Sáb 11.01.2014

VERANO12

EL METROPOLE

› Por Paula Pérez Alonso

El cuento por su autor

Nicholas Ray decía que la imaginación es una fuente preciosa de protección y lo expresaba con la claridad del relámpago. Desde chica sentí cierta distancia con lo cotidiano, intuía que el rasgo de tensión con la realidad era algo así como una mediación benéfica que nos salva de transformarnos en autómatas. También sus opuestos, la naturalidad y la adaptación, son marcas de nacimiento. Ese rasgo de tensión, que a veces se enreda con un cierto temor, puede ser productivo o dañino, pero siempre nos lleva a querer escapar, sin demasiada conciencia. Seremos viajeros, seremos locos, adictos o imaginativos.

Durante la niñez, a la que uno nunca querría volver, la imaginación era la huida vital, el único espacio irreductible, cuanto más secreto más insondable; era la soledad elegida que no ofendía ni avisaba a nadie; la locura o el desborde podían ser ilimitados y encontraban una contención; estallaban sin salpicar, porque siempre implosionaban hacia ese mundo desaforado. Las consecuencias de tanta hiperactividad no eran visibles ni inmediatas. Ese era un jardín secreto que por suerte a nadie le interesaba visitar: así como más tarde me di cuenta de que nadie siente curiosidad por el relato de los sueños de los demás porque cuando se intenta traducir esas imágenes fabulosas a palabras pierden toda su gracia, a los adultos nos interesa poco descubrir las fantasías de los chicos; es el mundo de los adultos el que siempre es mucho más inquietante o atractivo. Queremos conocer cuántas otras posibilidades tiene una vida, cuáles son las nuevas variantes que los inventores de ficciones pueden crear con mejor o peor carácter y destino.

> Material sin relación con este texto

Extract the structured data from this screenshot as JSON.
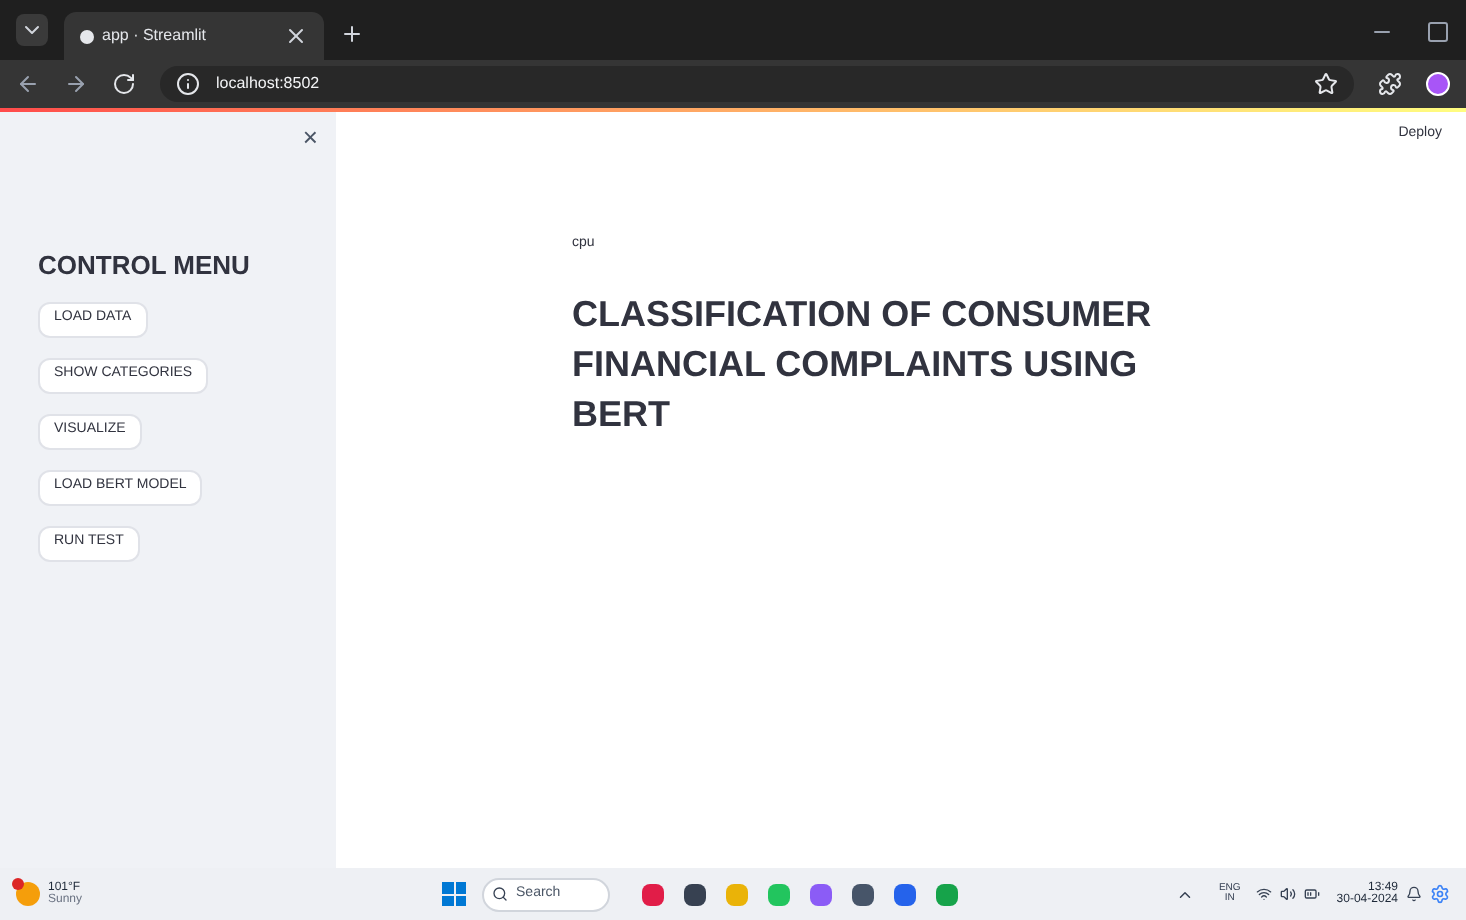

El verano pasado estaba en la playa mirando el movimiento permanente del mar, los barcos, veleros o lanchas que entraban o se alejaban del puerto y, a pocos metros de la orilla, la actividad previsible de los cuerpos tendidos al sol, los más chicos jugando en las olas, otros amagando a entrar al agua, otros detrás de los poderosos anteojos de sol esperando que alguna mirada expectante se fijara en ellos. Alguien dijo: “Tenés que ser muy fulero para no parecer atractivo con unos Ray-Ban...” Uno no va a la playa si no está dispuesto a soportar el fulgor que se pone en juego, la obligación de disfrutar, la supuesta naturalidad de los cuerpos, la necesaria alegría. Sin embargo, el refugio de todo eso era pensar en otra cosa. Había empezado a escribir una novela que tiene como uno de sus escenarios al desierto de Atacama y de allí se desprendió esta historia con el mar como fondo constante: “Metropole” o “El Metropole”, porque es el nombre de un hotel.